Rezension

Ungewöhnliches Thema und flüssige, interessante Umsetzung.

Das vermisste Mädchen - Bettina Lausen

Das vermisste Mädchen
von Bettina Lausen

Wo sind die Wurzeln deiner Angst?

Hier sollte also Helena Briests Neustart beginnen, in der gerade erst angemieteten Detektei im siebzehnhundertunddreißig erbauten, denkmalgeschützten Gebäude  des Mendener Museums. Aus dem quirligen Düsseldorf in das beschauliche Sauerlandstädtchen gekommen, erwartete Helena doch ein wenig mehr Gemächlichkeit, als ihr beim Betreten des Hauses entgegenschlug. Zwei Polizeiwagen hatten schon vor der Haustür geparkt und drinnen herrschte ein lebhaftes Stimmengewirr, in dem sich deutsche und afrikanische Worte in lautstarker Symphonie  miteinander vermischten. Es ging darum, dass die siebenjährige Tshala Kiwanika als vermisst gemeldet wurde, weil sie nach der Schule nicht wieder nachhause zurückgekommen war. Das war nun augenscheinlich Sache der Polizei, was ging sie die Anzeige der Eltern an, um die sich Volker Nienstedt von der Kripo zu kümmern hatte. Und doch spürte Helena ein seltsam beunruhigendes Gefühl in sich, sandte ihr das Unterbewusstsein Signale, die mit diesem kleinen Mädchen zu tun hatten. Kam es nur daher, dass sie das fröhlich lachende Gesicht nicht vergessen konnte, mit dem die Kleine ihr vor wenigen Tagen im Hausflur ein selbstgemaltes Bild geschenkt hatte? Dass sie es einfach nicht ertragen konnte, dass dieses Gesicht jetzt von Angst und Schmerzen verzerrt in einem dunklen Verließ  einer geschlossenen Tür zugewandt war, durch die der Entführer eintreten würde? Oder gab es noch etwas Anderes, an das eine Erinnerung ausgelöst wurde? Sie musste diesen zitternden, hilflosen Körper retten, auch wenn sie allein auf sich selbst gestellt war.

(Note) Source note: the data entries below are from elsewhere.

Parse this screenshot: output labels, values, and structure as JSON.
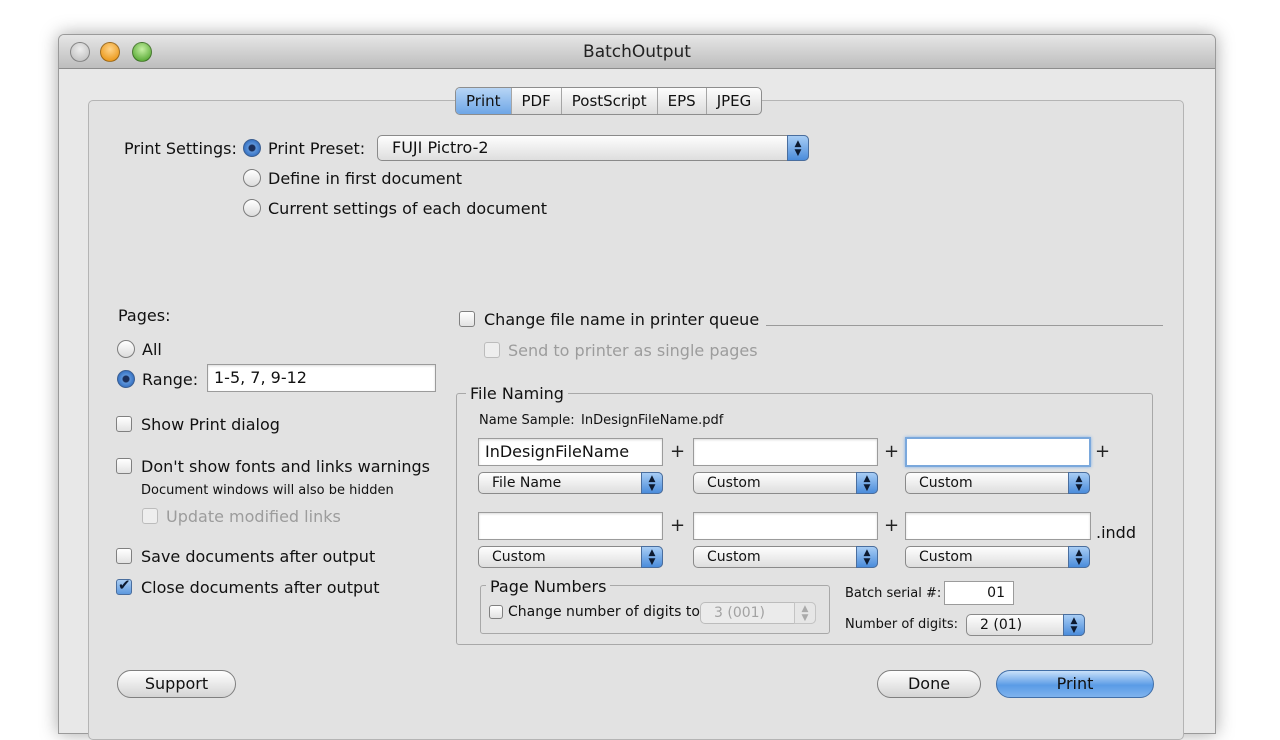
{
  "window": {
    "title": "BatchOutput"
  },
  "tabs": [
    {
      "label": "Print",
      "active": true
    },
    {
      "label": "PDF",
      "active": false
    },
    {
      "label": "PostScript",
      "active": false
    },
    {
      "label": "EPS",
      "active": false
    },
    {
      "label": "JPEG",
      "active": false
    }
  ],
  "print_settings": {
    "label": "Print Settings:",
    "options": [
      "Print Preset:",
      "Define in first document",
      "Current settings of each document"
    ],
    "selected": "Print Preset:",
    "preset_value": "FUJI Pictro-2"
  },
  "pages": {
    "label": "Pages:",
    "all_label": "All",
    "range_label": "Range:",
    "selected": "Range:",
    "range_value": "1-5, 7, 9-12"
  },
  "options": {
    "show_print_dialog": {
      "label": "Show Print dialog",
      "checked": false
    },
    "dont_show_warnings": {
      "label": "Don't show fonts and links warnings",
      "checked": false
    },
    "hidden_note": "Document windows will also be hidden",
    "update_links": {
      "label": "Update modified links",
      "checked": false,
      "enabled": false
    },
    "save_after": {
      "label": "Save documents after output",
      "checked": false
    },
    "close_after": {
      "label": "Close documents after output",
      "checked": true
    }
  },
  "printer_queue": {
    "change_label": "Change file name in printer queue",
    "change_checked": false,
    "single_pages_label": "Send to printer as single pages",
    "single_pages_enabled": false
  },
  "file_naming": {
    "legend": "File Naming",
    "sample_label": "Name Sample:",
    "sample_value": "InDesignFileName.pdf",
    "plus": "+",
    "extension": ".indd",
    "fields": [
      "InDesignFileName",
      "",
      "",
      "",
      "",
      ""
    ],
    "selectors": [
      "File Name",
      "Custom",
      "Custom",
      "Custom",
      "Custom",
      "Custom"
    ],
    "page_numbers": {
      "legend": "Page Numbers",
      "change_label": "Change number of digits to:",
      "change_checked": false,
      "digits_value": "3 (001)"
    },
    "batch_serial_label": "Batch serial #:",
    "batch_serial_value": "01",
    "number_digits_label": "Number of digits:",
    "number_digits_value": "2 (01)"
  },
  "buttons": {
    "support": "Support",
    "done": "Done",
    "print": "Print"
  },
  "icons": {
    "popup_arrows": "up-down-arrows-icon",
    "checkmark": "checkmark-icon"
  }
}
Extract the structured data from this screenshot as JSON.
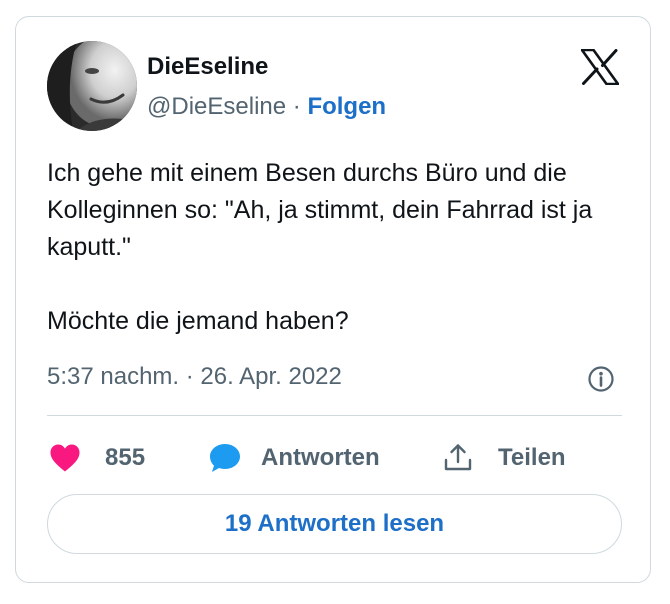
{
  "author": {
    "display_name": "DieEseline",
    "handle": "@DieEseline",
    "separator": "·",
    "follow_label": "Folgen"
  },
  "platform_icon": "x-logo-icon",
  "tweet": {
    "text": "Ich gehe mit einem Besen durchs Büro und die Kolleginnen so: \"Ah, ja stimmt, dein Fahrrad ist ja kaputt.\"\n\nMöchte die jemand haben?",
    "timestamp": "5:37 nachm. · 26. Apr. 2022"
  },
  "actions": {
    "like_count": "855",
    "reply_label": "Antworten",
    "share_label": "Teilen"
  },
  "read_replies_label": "19 Antworten lesen",
  "colors": {
    "link": "#1d6fc7",
    "heart": "#f91880",
    "reply_bubble": "#1d9bf0",
    "muted_text": "#536471",
    "border": "#cfd9de"
  }
}
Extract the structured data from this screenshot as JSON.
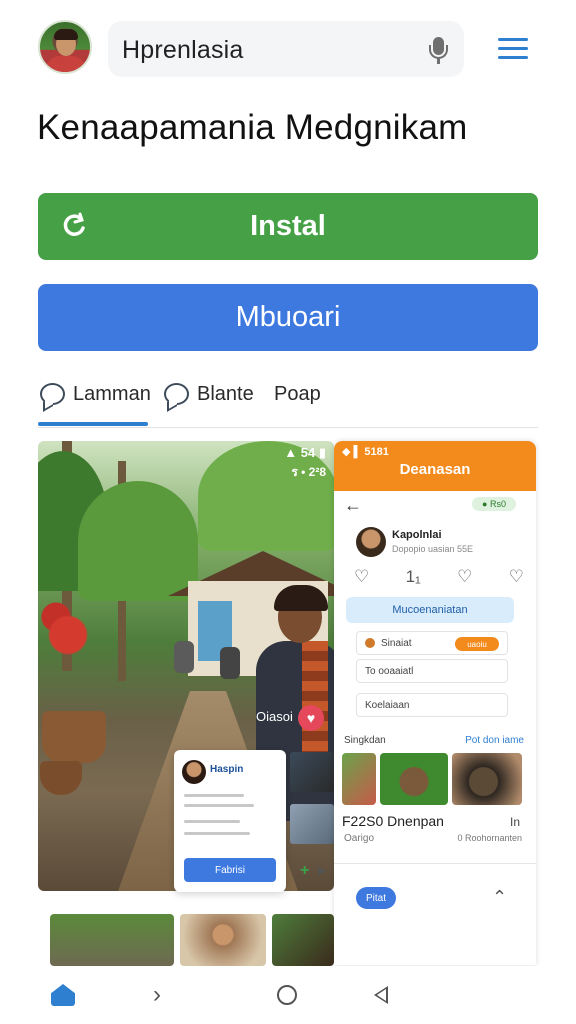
{
  "header": {
    "search_text": "Hprenlasia",
    "menu_icon": "hamburger-menu-icon",
    "mic_icon": "microphone-icon",
    "accent_color": "#2f7fd1"
  },
  "app": {
    "title": "Kenaapamania Medgnikam"
  },
  "buttons": {
    "install_label": "Instal",
    "install_color": "#46a146",
    "open_label": "Mbuoari",
    "open_color": "#3e79e0"
  },
  "tabs": [
    {
      "label": "Lamman",
      "icon": "chat-bubble-icon",
      "active": true
    },
    {
      "label": "Blante",
      "icon": "chat-bubble-icon",
      "active": false
    },
    {
      "label": "Poap",
      "icon": "",
      "active": false
    }
  ],
  "screenshot1": {
    "status_top": "▲ 54 ▮",
    "status_time": "ร • 2²8",
    "overlay_tag": "Oiasoi",
    "mini_card_name": "Haspin",
    "mini_card_button": "Fabrisi"
  },
  "screenshot2": {
    "status": "◆ ▌ 5181",
    "title": "Deanasan",
    "pill": "● Rs0",
    "profile_name": "Kapolnlai",
    "profile_sub": "Dopopio uasian 55E",
    "icon_counts": "1₁",
    "blue_button": "Mucoenaniatan",
    "row1": "Sinaiat",
    "row1_badge": "uaoiu",
    "row2": "To ooaaiatl",
    "row3": "Koelaiaan",
    "section_left": "Singkdan",
    "section_right": "Pot don iame",
    "price": "F22S0 Dnenpan",
    "price_right": "In",
    "small_left": "Oarigo",
    "small_right": "0 Roohornanten",
    "bottom_button": "Pitat"
  },
  "navbar": {
    "items": [
      "home-icon",
      "chevron-right-icon",
      "circle-home-icon",
      "back-triangle-icon"
    ]
  }
}
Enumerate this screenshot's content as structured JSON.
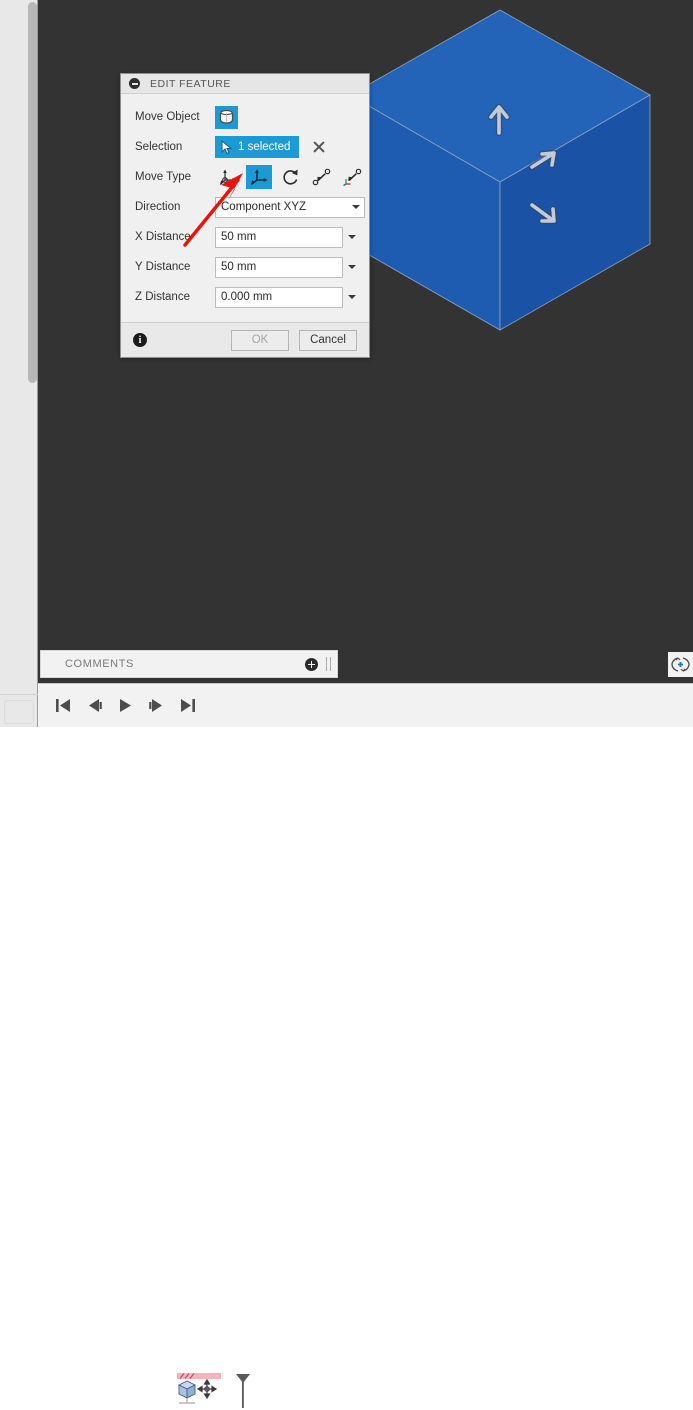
{
  "app": {
    "viewport_background": "#333333",
    "model_color": "#1f5fb4",
    "accent_color": "#1b9ad6",
    "annotation_color": "#e8140c"
  },
  "viewport": {
    "model": {
      "name": "cube-body",
      "shape": "isometric-cube",
      "top_face_color": "#2364b8",
      "left_face_color": "#1f5cb0",
      "right_face_color": "#1a53a5",
      "edge_color": "#7c8fae"
    },
    "manipulator_arrows": [
      {
        "name": "move-arrow-up",
        "glyph": "↑",
        "direction": "up"
      },
      {
        "name": "move-arrow-upright",
        "glyph": "↗",
        "direction": "up-right"
      },
      {
        "name": "move-arrow-downright",
        "glyph": "↘",
        "direction": "down-right"
      }
    ]
  },
  "dialog": {
    "title": "EDIT FEATURE",
    "collapse_icon": "minus-circle-icon",
    "rows": {
      "move_object": {
        "label": "Move Object",
        "icon": "solid-body-icon",
        "selected": true
      },
      "selection": {
        "label": "Selection",
        "value": "1 selected",
        "cursor_icon": "pointer-icon",
        "clear_icon": "close-icon"
      },
      "move_type": {
        "label": "Move Type",
        "options": [
          {
            "name": "move-type-free-drag",
            "icon": "free-drag-axes-icon",
            "active": false
          },
          {
            "name": "move-type-translate",
            "icon": "translate-axes-icon",
            "active": true
          },
          {
            "name": "move-type-rotate",
            "icon": "rotate-arc-icon",
            "active": false
          },
          {
            "name": "move-type-point-to-point",
            "icon": "point-to-point-icon",
            "active": false
          },
          {
            "name": "move-type-align-csys",
            "icon": "align-coordinate-system-icon",
            "active": false
          }
        ]
      },
      "direction": {
        "label": "Direction",
        "value": "Component XYZ"
      },
      "x_distance": {
        "label": "X Distance",
        "value": "50 mm"
      },
      "y_distance": {
        "label": "Y Distance",
        "value": "50 mm"
      },
      "z_distance": {
        "label": "Z Distance",
        "value": "0.000 mm"
      }
    },
    "footer": {
      "info_icon": "info-icon",
      "info_glyph": "i",
      "ok_label": "OK",
      "ok_enabled": false,
      "cancel_label": "Cancel",
      "cancel_enabled": true
    }
  },
  "comments_bar": {
    "label": "COMMENTS",
    "add_icon": "add-comment-icon",
    "grip_icon": "drag-grip-icon"
  },
  "orbit_widget": {
    "icon": "orbit-navigation-icon"
  },
  "timeline": {
    "playback": [
      {
        "name": "skip-to-start-button",
        "icon": "skip-start-icon"
      },
      {
        "name": "step-back-button",
        "icon": "step-back-icon"
      },
      {
        "name": "play-button",
        "icon": "play-icon"
      },
      {
        "name": "step-forward-button",
        "icon": "step-forward-icon"
      },
      {
        "name": "skip-to-end-button",
        "icon": "skip-end-icon"
      }
    ],
    "node": {
      "name": "timeline-feature-move",
      "icon": "cube-move-feature-icon",
      "status_band_color": "#f7b3bb",
      "editing": true
    },
    "end_marker": {
      "name": "timeline-end-marker",
      "icon": "timeline-marker-icon"
    }
  }
}
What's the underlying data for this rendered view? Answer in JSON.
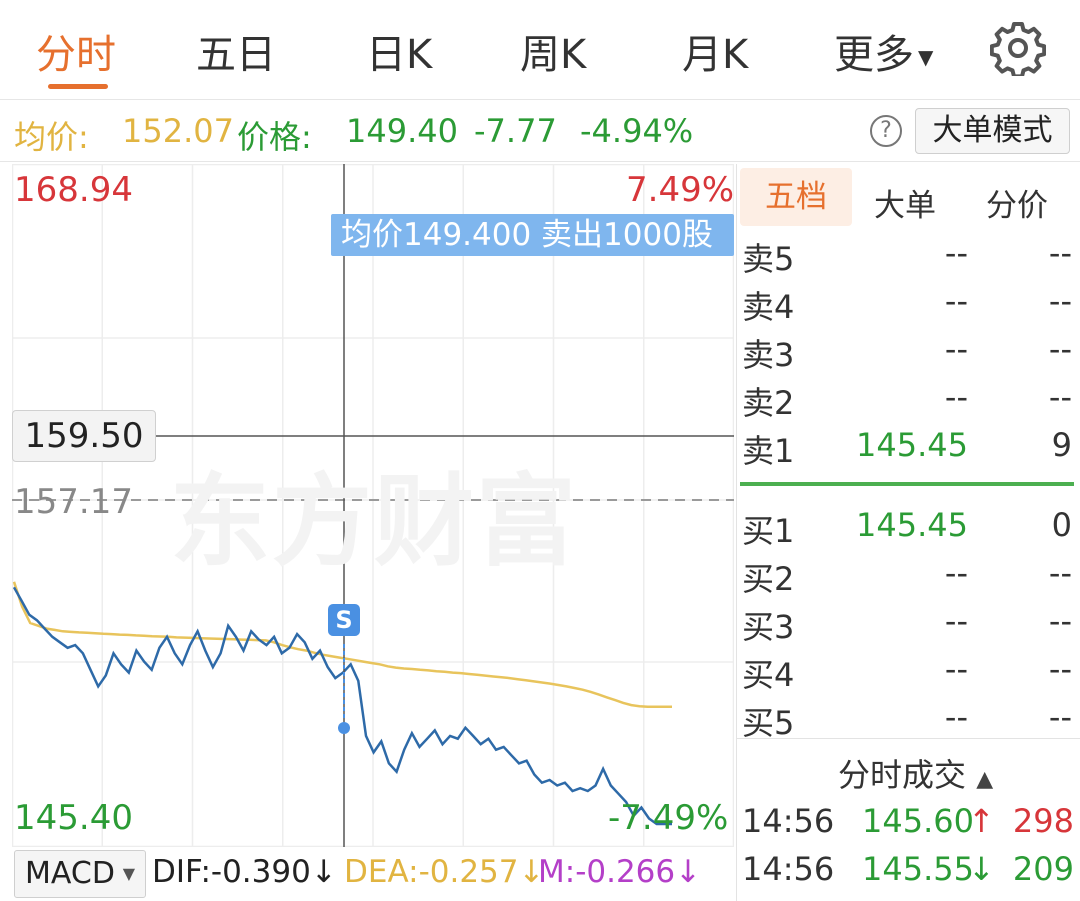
{
  "tabs": [
    {
      "label": "分时",
      "active": true
    },
    {
      "label": "五日",
      "active": false
    },
    {
      "label": "日K",
      "active": false
    },
    {
      "label": "周K",
      "active": false
    },
    {
      "label": "月K",
      "active": false
    },
    {
      "label": "更多",
      "active": false
    }
  ],
  "icons": {
    "settings": "gear-icon",
    "help": "question-circle-icon",
    "more_caret": "caret-down-icon",
    "trade_up": "arrow-up-icon",
    "trade_down": "arrow-down-icon"
  },
  "info": {
    "avg_label": "均价:",
    "avg_value": "152.07",
    "price_label": "价格:",
    "price_value": "149.40",
    "change": "-7.77",
    "change_pct": "-4.94%",
    "help_glyph": "?",
    "mode_button": "大单模式"
  },
  "chart": {
    "y_max": "168.94",
    "y_max_pct": "7.49%",
    "y_min": "145.40",
    "y_min_pct": "-7.49%",
    "prev_close": "157.17",
    "crosshair_price": "159.50",
    "tooltip": "均价149.400  卖出1000股",
    "signal": "S",
    "watermark": "东方财富"
  },
  "chart_data": {
    "type": "line",
    "ylim": [
      145.4,
      168.94
    ],
    "reference_line": 157.17,
    "series": [
      {
        "key": "price",
        "color": "#2e6aa8",
        "values": [
          154.0,
          153.5,
          153.0,
          152.8,
          152.5,
          152.2,
          152.0,
          151.8,
          151.9,
          151.6,
          151.0,
          150.4,
          150.8,
          151.6,
          151.2,
          150.9,
          151.7,
          151.3,
          151.0,
          151.8,
          152.2,
          151.6,
          151.2,
          151.9,
          152.4,
          151.7,
          151.1,
          151.6,
          152.6,
          152.2,
          151.7,
          152.4,
          152.1,
          151.9,
          152.2,
          151.6,
          151.8,
          152.3,
          152.0,
          151.4,
          151.7,
          151.1,
          150.7,
          150.9,
          151.2,
          150.6,
          148.6,
          148.0,
          148.4,
          147.6,
          147.3,
          148.1,
          148.7,
          148.2,
          148.5,
          148.8,
          148.3,
          148.6,
          148.5,
          148.9,
          148.6,
          148.3,
          148.5,
          148.1,
          148.2,
          147.9,
          147.6,
          147.7,
          147.2,
          146.9,
          147.0,
          146.8,
          146.9,
          146.6,
          146.7,
          146.6,
          146.8,
          147.4,
          146.8,
          146.5,
          146.2,
          145.7,
          146.0,
          145.6,
          145.4,
          145.4,
          145.4
        ]
      },
      {
        "key": "average",
        "color": "#e8c45c",
        "values": [
          154.2,
          153.3,
          152.7,
          152.6,
          152.5,
          152.45,
          152.4,
          152.38,
          152.36,
          152.35,
          152.33,
          152.31,
          152.3,
          152.28,
          152.27,
          152.25,
          152.24,
          152.22,
          152.21,
          152.2,
          152.18,
          152.17,
          152.16,
          152.15,
          152.14,
          152.13,
          152.12,
          152.11,
          152.1,
          152.09,
          152.08,
          152.07,
          152.0,
          151.9,
          151.82,
          151.75,
          151.7,
          151.62,
          151.55,
          151.5,
          151.45,
          151.4,
          151.35,
          151.3,
          151.25,
          151.2,
          151.13,
          151.08,
          151.05,
          151.03,
          151.0,
          150.98,
          150.95,
          150.93,
          150.9,
          150.88,
          150.85,
          150.82,
          150.79,
          150.76,
          150.73,
          150.7,
          150.66,
          150.62,
          150.58,
          150.54,
          150.5,
          150.45,
          150.4,
          150.34,
          150.28,
          150.2,
          150.1,
          150.0,
          149.9,
          149.8,
          149.72,
          149.68,
          149.66,
          149.66,
          149.66,
          149.66
        ]
      }
    ]
  },
  "indicators": {
    "selector": "MACD",
    "dif": "DIF:-0.390",
    "dea": "DEA:-0.257",
    "m": "M:-0.266",
    "arrow": "↓"
  },
  "panel": {
    "tabs": [
      "五档",
      "大单",
      "分价"
    ],
    "sells": [
      {
        "label": "卖5",
        "price": "--",
        "vol": "--"
      },
      {
        "label": "卖4",
        "price": "--",
        "vol": "--"
      },
      {
        "label": "卖3",
        "price": "--",
        "vol": "--"
      },
      {
        "label": "卖2",
        "price": "--",
        "vol": "--"
      },
      {
        "label": "卖1",
        "price": "145.45",
        "vol": "9"
      }
    ],
    "buys": [
      {
        "label": "买1",
        "price": "145.45",
        "vol": "0"
      },
      {
        "label": "买2",
        "price": "--",
        "vol": "--"
      },
      {
        "label": "买3",
        "price": "--",
        "vol": "--"
      },
      {
        "label": "买4",
        "price": "--",
        "vol": "--"
      },
      {
        "label": "买5",
        "price": "--",
        "vol": "--"
      }
    ],
    "trades_title": "分时成交",
    "trades_caret": "▲",
    "trades": [
      {
        "time": "14:56",
        "price": "145.60",
        "dir": "↑",
        "vol": "298"
      },
      {
        "time": "14:56",
        "price": "145.55",
        "dir": "↓",
        "vol": "209"
      }
    ]
  }
}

Hilfe erhielt sie weder von Kommissar Volker Nienstedt noch von Upenyu Kiwanaki und dessen Famlie, obwohl sie in seinem Namen Ermittlungen aufnehmen musste. So blieben nur ihre eigenen Recherchen und die Hoffnung, dass Tshala dem Schicksal entgehen möge, das vor wenigen Tagen die achtjährige Celina ereilt hatte, die man, von einem bisher unbekannter Täter missbraucht, mit durchschnittener Kehle in Garbeck gefunden hatte, in einem kleinen Ort der nur 20 Kilometer von Menden entfernt liegt. In ihrer Sorge um die kleine Afrikanerin merkte Helena allerdings nicht, dass sie  auch Gefahr für ihr eigenes Leben heraufbeschwor.

 Bettina Lausen hat hier einen interessanten Kriminalroman geschrieben, der sowohl im Thema als auch in der Gestaltung aus dem üblichen Genre herausfällt.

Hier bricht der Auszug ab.